I would also like to thank various Members of Parliament from Alberta. They have taken an exceptional amount of time and energy to speak with me and discuss our mutual concerns when it comes to the issues of:

  • Getting our resources to market;
  • Growing our economy;
  • Protecting the environment; and
  • Taking action on climate change, a defining issue of our generation.

Many of the issues of primary concern for my constituents have been thoroughly covered in others’ presentations to the panel. I wish to offer my thanks to these presenters, many of whom have made significant sacrifices to both their professional and family life in order to advocate on behalf of their community over a period of many years.

I believe that the quality of a decision is determined by the quality of debate; you can be assured that when parliament returns in the fall that similar discussions will be happening at caucus and in the house.

While I submitted a draft of my presentation to the panel, I updated it on September 15th to reflect the results of the 44,000 surveys that we distributed in the riding, as well as three additional public forums we held since the presentation to the TMX Panel. On September 7th, I hosted members of the BC caucus for a final public forum at Simon Fraser University. The panel, other elected officials, and the general public were highly encouraged to attend and participate.

Given the plethora of topics that have already been discussed and my desire to be an additive voice to this dialogue, I have limited myself to 10 key points that I would like for the panel to consider.


After speaking with tens of thousands of individuals, including local, provincial and indigenous representatives, I can tell you with confidence that the people of Burnaby North– – Seymour on balance stand opposed to this project, and that the community does not grant its permission for this project to proceed.


In this last parliamentary session, I was proud to host representatives of the Tsleil Watuth, Squamish and Musqueum Nations in Ottawa so that they could share their concerns on this project with other members of parliament.


There are concerns that making a decision in absence of the proposed modernizations to the National Energy Board will not adequately address many concerns that have been raised. I was glad that the TMX panel was formed to pass on these concerns to cabinet on behalf of our community.


This is not an environment where the best ideas can rise to the top, and we may be preventing innovative new projects from moving forward in the first place. This is of particular importance when we consider all the various kinds of alternative energy projects that may be coming forward in the near future.


When making a 60 year decision it seems prudent that these types of projects should be evaluated in the context of their viable alternatives.

I believe that there might be a way forward where we can enjoy the same economic benefits but do a better job at minimizing environmental and economic risk.


I want to make decisions that will help make Canada strong not just four years from now, but 25, 50 and 100 years from now.
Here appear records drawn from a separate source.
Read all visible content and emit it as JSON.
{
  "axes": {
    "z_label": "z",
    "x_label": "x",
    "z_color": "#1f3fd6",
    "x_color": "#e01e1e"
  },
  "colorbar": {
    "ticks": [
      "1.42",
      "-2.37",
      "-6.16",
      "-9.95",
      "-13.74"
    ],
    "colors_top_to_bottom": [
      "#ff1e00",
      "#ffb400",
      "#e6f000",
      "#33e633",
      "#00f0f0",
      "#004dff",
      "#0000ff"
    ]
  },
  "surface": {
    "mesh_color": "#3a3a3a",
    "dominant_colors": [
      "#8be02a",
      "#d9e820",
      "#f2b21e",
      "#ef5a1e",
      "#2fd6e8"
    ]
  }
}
This means that the long-term costs must be fully evaluated alongside the benefits. It is the only meaningful way to truly evaluate “National Interest”.


Like my constituents, I worry that by pushing this project through our most urban and highly utilized residential neighbourhoods, we are unnecessarily increasing risk while not gaining any additional incremental economic benefit.

This is a residential neighbourhood and recreational area surrounded by parks, schools and some of the most beautiful wilderness that the world has to offer, and it must be experienced to be understood.


We must ask how resource development today fits into an overall plan to build a more sustainable future. This plan must also take into account Canada’s role within a globalized context which considers countries that are at various stages of development and that utilize different systems of government. This is a complex global optimization problem that deserves the full attention of government.


Market wide policy changes will have a more persistent and significant impact on climate change than focusing on the economic and environmental balance of individual projects.


I also suggest that in the name of transparency and openness that the raw data that was collected from this process be made available to the public.